My father died when I was fifteen. His government securities helped me through life from that age to 22. I attended college but didn’t finish. Left the comfort of school, got a job, and never felt the same after emotional abuse by a Vietnam veteran that road me long and hard.
I was never the same. I started to recognize I have been smart but slow all my life. Not catching on to wordly things but wanting to please my mother and to exemplify the training she gave me. Thank God for it, it gave me a point of steadiness in that way. I lived with a broken heart time and again because I felt that I just couldn’t get things right. Seems like I didn’t have any plans or goals. I was just a person that tried too hard to grab hold when it was already there.

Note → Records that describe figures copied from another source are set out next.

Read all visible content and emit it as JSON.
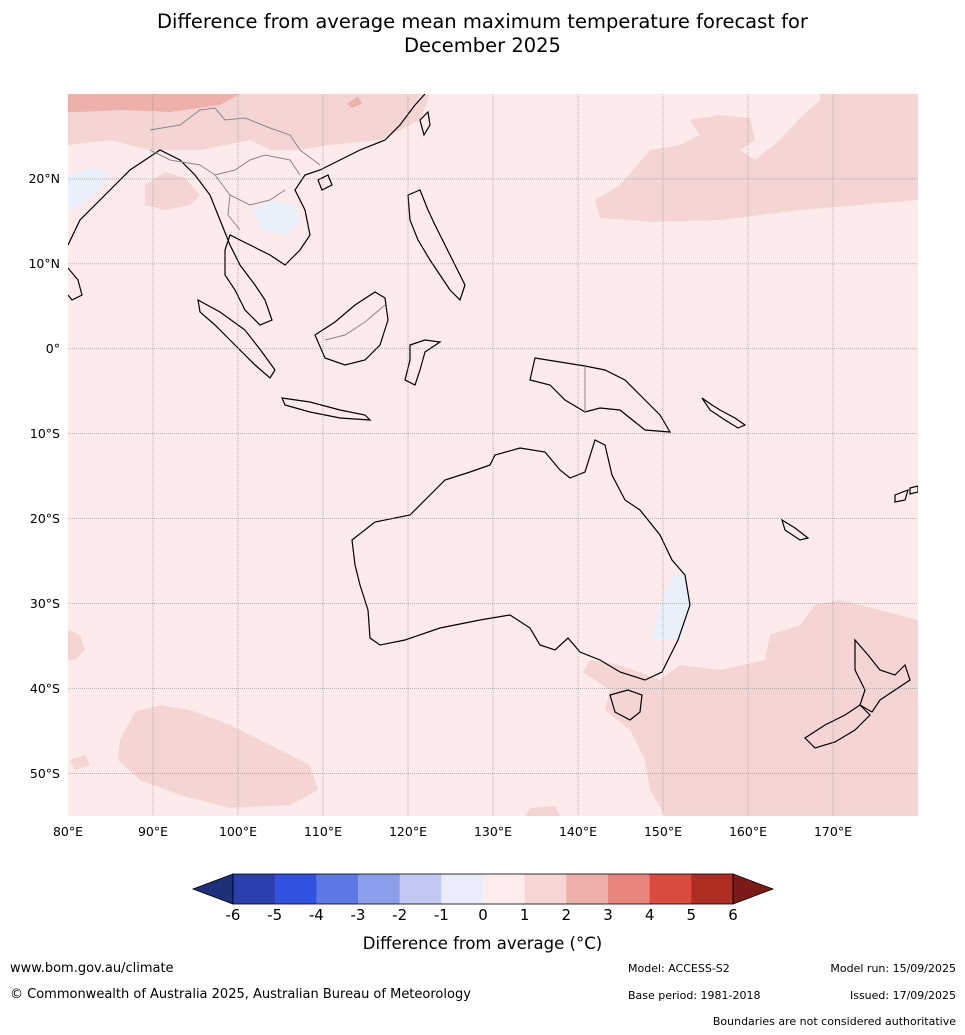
{
  "title": {
    "line1": "Difference from average mean maximum temperature forecast for",
    "line2": "December 2025"
  },
  "map": {
    "lat_ticks": [
      "20°N",
      "10°N",
      "0°",
      "10°S",
      "20°S",
      "30°S",
      "40°S",
      "50°S"
    ],
    "lon_ticks": [
      "80°E",
      "90°E",
      "100°E",
      "110°E",
      "120°E",
      "130°E",
      "140°E",
      "150°E",
      "160°E",
      "170°E"
    ],
    "extent": {
      "lon": [
        80,
        180
      ],
      "lat": [
        -55,
        30
      ]
    },
    "base_color": "#fcebea",
    "warm_color": "#f5d5d4",
    "warmer_color": "#eeb0ab",
    "cool_color": "#e9effb",
    "grid": true
  },
  "colorbar": {
    "ticks": [
      "-6",
      "-5",
      "-4",
      "-3",
      "-2",
      "-1",
      "0",
      "1",
      "2",
      "3",
      "4",
      "5",
      "6"
    ],
    "colors": [
      "#2b3fae",
      "#3152e0",
      "#5b78e6",
      "#8a9eec",
      "#c0c8f3",
      "#e9ecfb",
      "#fdeceb",
      "#f6d5d4",
      "#eeb0ab",
      "#e8847c",
      "#db4a3e",
      "#ae2c22"
    ],
    "low_extend_color": "#1e2f7c",
    "high_extend_color": "#7a1b17",
    "label": "Difference from average (°C)"
  },
  "footer": {
    "website": "www.bom.gov.au/climate",
    "copyright": "© Commonwealth of Australia 2025, Australian Bureau of Meteorology",
    "model": "Model: ACCESS-S2",
    "base_period": "Base period: 1981-2018",
    "model_run": "Model run: 15/09/2025",
    "issued": "Issued: 17/09/2025",
    "boundaries_note": "Boundaries are not considered authoritative"
  }
}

Chemical imbalances run in my family. With the discouragement of loving a father that people called a “crazy man” because he couldn’t handle his liquor and a mother who had to deal with two abusive husbands I was pretty much destined for a life of long suffering. In spite of my frail attempts to find normalcy, and the beginnings of my own chemical imbalances, I was just about worn ragged. No one knew because I didn’t know how to reach out. It has been over 30 years now and I am still finding ways to requite my illness. Sometimes it gets pretty hairy. Sometimes it’s a day of magic when I realize I am now my own person. I’m married now to someone who needs me as much as I need him. He gives me the strength of companionship. I’m not alone anymore.
God knows everything. He knew my father was one of the finest, most generous men there was. He just had a problem. Thank God for understanding employers who admired his work ethic and forgot the rest. My mother never did remarry and was a strong, dignified lady until the end of her life.
For me, being 50ish has given me a new world to discover. I have love, at least I’m sure I love him and just pray about his part. Thinking negative is a hard habit to break. I’m looking forward to something new to still my delicate soul. To be whimsical about the past but leave it there. To put my future in God’s hands because only he can take a problem and make it into a faithful, gracious situation.
I remember a song from my youth. I can’t remember if I learned it in church or in school but it beckons “let there be peace on earth and let it begin with me”. God bless me, bless my family and come back Elaine.